Royal Holloway: update
I am told -- second hand, but I think accurately -- that the Principal of Royal Holloway has now communicated with all his staff; and it rather confirms my suspicions about what is driving all this.
Professor Layzell is concerned, he says in his letter, about the "academic portfolio" of Royal Holloway.. PORTFOLIO? like a set of investments? Indeed, he actually says he wants 'to invest in Royal Holloway's core strengths'; 'we are proposing,' he explains, 'a finely judged reconfiguration of our academic portfolio.' (This is a University, remember.. but nothing so far except about the uni's business model.)
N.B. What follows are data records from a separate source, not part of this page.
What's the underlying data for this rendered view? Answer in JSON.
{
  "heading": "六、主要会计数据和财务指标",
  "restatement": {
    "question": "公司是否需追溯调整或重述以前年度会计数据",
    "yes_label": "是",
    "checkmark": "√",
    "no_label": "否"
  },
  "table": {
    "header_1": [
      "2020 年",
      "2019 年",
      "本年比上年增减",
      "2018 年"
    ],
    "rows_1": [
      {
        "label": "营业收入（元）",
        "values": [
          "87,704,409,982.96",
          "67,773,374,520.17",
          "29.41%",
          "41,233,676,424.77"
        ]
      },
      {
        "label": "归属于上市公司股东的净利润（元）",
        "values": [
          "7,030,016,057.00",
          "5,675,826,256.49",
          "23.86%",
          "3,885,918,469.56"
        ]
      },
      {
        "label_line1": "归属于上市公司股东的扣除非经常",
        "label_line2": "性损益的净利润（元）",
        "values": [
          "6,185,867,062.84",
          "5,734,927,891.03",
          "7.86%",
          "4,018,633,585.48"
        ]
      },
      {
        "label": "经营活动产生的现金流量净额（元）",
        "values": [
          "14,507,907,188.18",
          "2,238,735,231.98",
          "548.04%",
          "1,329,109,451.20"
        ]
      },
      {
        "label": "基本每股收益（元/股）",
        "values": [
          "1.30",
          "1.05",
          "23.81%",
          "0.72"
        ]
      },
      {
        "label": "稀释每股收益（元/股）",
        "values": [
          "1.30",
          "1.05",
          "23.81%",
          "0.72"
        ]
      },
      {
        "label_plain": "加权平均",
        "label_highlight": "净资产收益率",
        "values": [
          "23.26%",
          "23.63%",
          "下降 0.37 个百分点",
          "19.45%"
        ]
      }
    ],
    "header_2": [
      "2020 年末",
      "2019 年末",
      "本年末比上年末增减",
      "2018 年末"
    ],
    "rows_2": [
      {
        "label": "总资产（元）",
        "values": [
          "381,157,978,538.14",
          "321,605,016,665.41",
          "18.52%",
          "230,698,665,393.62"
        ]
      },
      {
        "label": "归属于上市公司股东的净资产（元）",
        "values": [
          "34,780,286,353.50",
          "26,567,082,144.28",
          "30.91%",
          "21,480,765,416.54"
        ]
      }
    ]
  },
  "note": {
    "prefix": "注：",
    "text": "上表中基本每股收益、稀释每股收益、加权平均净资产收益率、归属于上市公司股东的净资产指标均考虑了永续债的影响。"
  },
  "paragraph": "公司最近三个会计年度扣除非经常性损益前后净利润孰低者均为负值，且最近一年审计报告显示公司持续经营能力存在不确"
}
He insists that the staff affected by this 'finely judged reconfiguration' were briefed ahead of Wednesday's meeting (well they were briefed on the Monday before a meeting that took place just two days later.. what kind of empowerment was that?). And he now puts all his eggs into the basket of 'internal consultation', saying that there will be no public statement until October (by which time it is presumably to be all agreed).
For Classics and Philosophy, the reasons for the reconfiguration are:
1) slipping student satisfaction scores (I wonder if students realise that sounding off in a questionnaire, which is what students are SUPPOSED to do, could result in the whole department being shut down... ironically it is some Classics courses devised by the Royal Holloway department that AC Grayling has borrowed for his New College, so someone thinks they are good! );
2) a lower than average research performance (it is true that the department did not do brilliantly in the last RAE, but just look at what is coming out of this department now...anyway, one thing is for sure: all the time these guys are going to be spending fighting for their survival will take their minds and energies off their research);
3) a substantial departmental deficit (here we see the danger of various Resource Allocation Models. You can easily make any department look as if it is making a profit or a loss, depending on how you decide to construct the figures. At one stage in Cambridge it looked as if the Facuty of Classics was going to be 'credited' with a vast deficit because we have so many square metres allocated to a Museum, one we have owned and used, in various forms, since the late 19th century -- but at that stage we were threatened with being 'charged' for every square centimetre we 'occupied'.) To break even, the Holloway Department would need to take twice as many students, and 'the College does not have the numbers to allocate'... and, he claims, isnt sure they could attract them anyway.
So the proposal is to cut all study of Classics in the original language, and invest entirely in History and Classical Studies ('where demand is still strong'...this is a demand economy obviously, not an EDUCATIONAL university). And the remaining 'classicists' will move to History, 'to enable the shared teaching of ancient history, leverage of research leadership and shared administrative support'. ('leverage of research leadership...'? what does that mean -- especially when you are cutting the whole linguistic side of this operation.)
Now, I know that outsiders like me can never really understand what is going on inside another institution. I have no idea what the student questionnaires are like, or the potential research submissions to the next Assessment Exercise. There will be all kinds of things going on that I know nothing off.
All the same, it doesnt take much to smell a commercial argument for academic change here.